PSA: NUT, CyberPower UPS, and FreeBSD

If you are not running storagenode on a FreeBSD system, connected to a UPS (especially, CyberPower one) managed by NUT – this does not apply to you, no reason to continue reading.

The problem

This is a “perfect storm” of circumstances that may result in data loss as a result of power getting yanked before the system is ready, when UPS battery depletes.

  1. NUT is designed for linux, where by the time shutdown -h commands completes, the filesystem is synced and re-mounted readonly, at which points it’s safe to pull power. FreeBSD does not re-mount filesystem, and the kernel takes care of flushing caches and finalizing the filesystem after the shutdown command completes. So when NUT shuts down the UPS power as soon as shutdown command completes – this results in an unclean shutdown. There is parameter offdelay that defines a delay in seconds between the UPS kill command is issued and power is pulled. By default, it’s 20 seconds, and unfortunately, this is not enough for most servers.
  2. CyberPower UPSes, in particular, treat the offdelay parameter differently. They convert it to minutes and round down. Hence, the default 20 second value in CyberPower’s world means zero. It must be overwritten to at least 60, to prevent the UPS from yanking power immediately.
  3. Separately, relying on UPS’s critical battery alarm to shut down the server is a non-starter: most UPS, especially when the battery deteriorates, do not provide enough runtime to safely shut down the server. Most available Cyberpower models don’t provide ways to calibrate the battery automatically and/or periodically, and when I contacted support asking how to do it, the rep spent 10 min searching for something and then claimed “this information is proprietary” and hung up. Therefore we want to configure shutdown by remaining battery percentage or runtime thresholds manually.

The solution

Add the following to ups.conf

Configure runtime monitoring

Ignore low battery state reported by the UPS and instead and instead go by remaining runtime and state of charge. In this example, we set 20% low battery charge, and 5 min remaining runtime, whichever is lower.

ignorelb
override.battery.charge.low = 20
override.battery.runtime.low = 300

CyberPower-specific offdelay override

CyberPower UPSs divide the value by 60, rounds down, and use the resulting number of minutes as a delay. In addition, on some models, the ondelay parameter must be set to zero to ensure proper power-up behavior. (what a crock of shit are those devices… No more buying them. But they are cheap)

ondelay=0
offdelay=120

These values result in 2 minute power off delay (120/2), and 10 seconds (internal UPS default, evidently, on my specific model) power-on delay, when power is restored.

helpful references

3 Likes

I asked them what’s the recommended battery replacement interval, if you have verry rare or no power outages. They said 2-3 years. So don’t expect it to be like a car battery, 5+ years.
Even the APC has similar intervals. I tasted the unexpected shutdown of APC Smart UPS 750 after 2 years, with a power draw of 50-60W.

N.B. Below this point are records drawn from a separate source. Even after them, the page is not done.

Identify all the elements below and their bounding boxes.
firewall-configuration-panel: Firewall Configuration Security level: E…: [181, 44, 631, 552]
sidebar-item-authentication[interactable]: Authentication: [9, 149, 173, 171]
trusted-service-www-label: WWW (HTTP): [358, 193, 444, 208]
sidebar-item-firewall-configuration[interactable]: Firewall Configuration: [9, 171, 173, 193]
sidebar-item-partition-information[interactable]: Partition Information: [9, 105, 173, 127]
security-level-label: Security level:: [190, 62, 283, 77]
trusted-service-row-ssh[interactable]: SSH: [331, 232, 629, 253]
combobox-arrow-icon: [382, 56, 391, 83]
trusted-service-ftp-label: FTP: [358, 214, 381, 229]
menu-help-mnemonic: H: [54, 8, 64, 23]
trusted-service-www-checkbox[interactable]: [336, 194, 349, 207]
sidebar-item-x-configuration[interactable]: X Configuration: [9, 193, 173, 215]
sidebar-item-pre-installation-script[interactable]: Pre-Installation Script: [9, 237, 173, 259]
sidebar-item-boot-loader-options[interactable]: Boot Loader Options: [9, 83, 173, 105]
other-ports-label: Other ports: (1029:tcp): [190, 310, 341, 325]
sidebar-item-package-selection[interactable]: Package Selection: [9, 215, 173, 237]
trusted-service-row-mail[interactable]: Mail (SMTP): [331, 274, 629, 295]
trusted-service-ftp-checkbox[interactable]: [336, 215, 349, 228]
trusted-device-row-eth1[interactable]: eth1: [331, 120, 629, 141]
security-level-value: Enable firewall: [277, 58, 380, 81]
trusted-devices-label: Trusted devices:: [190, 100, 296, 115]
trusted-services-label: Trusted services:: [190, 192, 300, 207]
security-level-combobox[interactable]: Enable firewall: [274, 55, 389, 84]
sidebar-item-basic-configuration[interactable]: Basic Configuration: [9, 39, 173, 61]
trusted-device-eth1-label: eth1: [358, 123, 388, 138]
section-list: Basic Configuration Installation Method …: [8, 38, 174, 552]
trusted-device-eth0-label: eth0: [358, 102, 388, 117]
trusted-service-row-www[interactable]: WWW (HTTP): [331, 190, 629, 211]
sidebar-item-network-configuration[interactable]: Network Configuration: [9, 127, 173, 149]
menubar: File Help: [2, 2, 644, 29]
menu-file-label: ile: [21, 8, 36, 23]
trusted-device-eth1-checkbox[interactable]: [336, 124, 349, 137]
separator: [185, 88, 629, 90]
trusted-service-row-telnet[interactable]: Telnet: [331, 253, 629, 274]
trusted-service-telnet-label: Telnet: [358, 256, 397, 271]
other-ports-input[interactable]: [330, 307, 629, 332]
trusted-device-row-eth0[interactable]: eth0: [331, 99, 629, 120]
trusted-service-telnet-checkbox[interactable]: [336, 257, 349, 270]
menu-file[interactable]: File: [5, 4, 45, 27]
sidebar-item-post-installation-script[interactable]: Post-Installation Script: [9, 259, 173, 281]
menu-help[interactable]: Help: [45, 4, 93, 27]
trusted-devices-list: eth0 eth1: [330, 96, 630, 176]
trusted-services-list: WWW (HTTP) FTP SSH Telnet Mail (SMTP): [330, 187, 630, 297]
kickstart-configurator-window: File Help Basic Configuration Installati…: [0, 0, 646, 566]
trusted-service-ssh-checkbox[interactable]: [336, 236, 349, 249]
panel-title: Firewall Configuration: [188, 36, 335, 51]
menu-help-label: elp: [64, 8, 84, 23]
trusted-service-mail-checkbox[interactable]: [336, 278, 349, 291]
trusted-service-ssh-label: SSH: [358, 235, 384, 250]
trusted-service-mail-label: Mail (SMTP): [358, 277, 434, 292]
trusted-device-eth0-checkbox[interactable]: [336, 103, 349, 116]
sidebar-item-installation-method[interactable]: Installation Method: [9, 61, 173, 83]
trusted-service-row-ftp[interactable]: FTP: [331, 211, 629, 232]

Another thing… why set ondelay to zero?
If the power comes back and after a minute or less goes down again, because Johnny playes with switches at the power plant, it can catch your OS midle startup, or nodes just starting up and update or something. If the UPS battery is already depleated, it will be a sudden shutdown for both, the UPS and PC.

I would put at least 10 min on ondelay, at least the battery can suck up some power, and they have time to smack Johnny on the head.

I switched to Cyberpoewer only because they are the cheapest sinewave options and work, are not brandless chinese crap. They are not perfect but are more than OK. The problem I have with them is the lack of replacement batterys.

2 Likes

Yes, these batteries don’t last. They are always overcharged and rarely discharged. I replace them every two years. You can get AGM batteries optimized for ups use, from companies like powersonic, but it does not drastically change longevity.

Still, an ups is expected to run calibration cycles periodically to adjust battery runtime prediction. APCs do. CyberPower ones, in the same price range at least — don’t. So you can’t rely on their low battery alarm at all. That’s the reason for the first change.

Because if you set it to anything else it does not work at all. It’s a cyberpower bug. With it set to 0 you get 10 seconds poweron delay. If you set it to anything else — ups misbehaves. For example, this one does not powecycle the load if power returns too soon. It’s clearly software bug, but they clearly don’t give a shit, because it’s there for years. Hence, the second change above. If you get power back shortly after ups discharges — well, that sucks.

Exactly. But amount of time it took me to figure this shit out completely wiped out any savings.

My advice — stick to APC. My old 18 year old APC SmartUPS still works, and works correctly, with all the right behaviors on power restore and timed power off. They still sell it pretty much unchanged, and it’s 3x more expensive than comparable cyberpower, and is worth every penny. (It still requires to increase the power off delay though, due to FreeBSD shutdown behavior difference)

1 Like

I wonder if there is anything else worth the money, besides APC? I know about Eaton and the wellmarketed chinese TED, but I don’t have any expirience with these.

I do not think so. Learned in a hard way.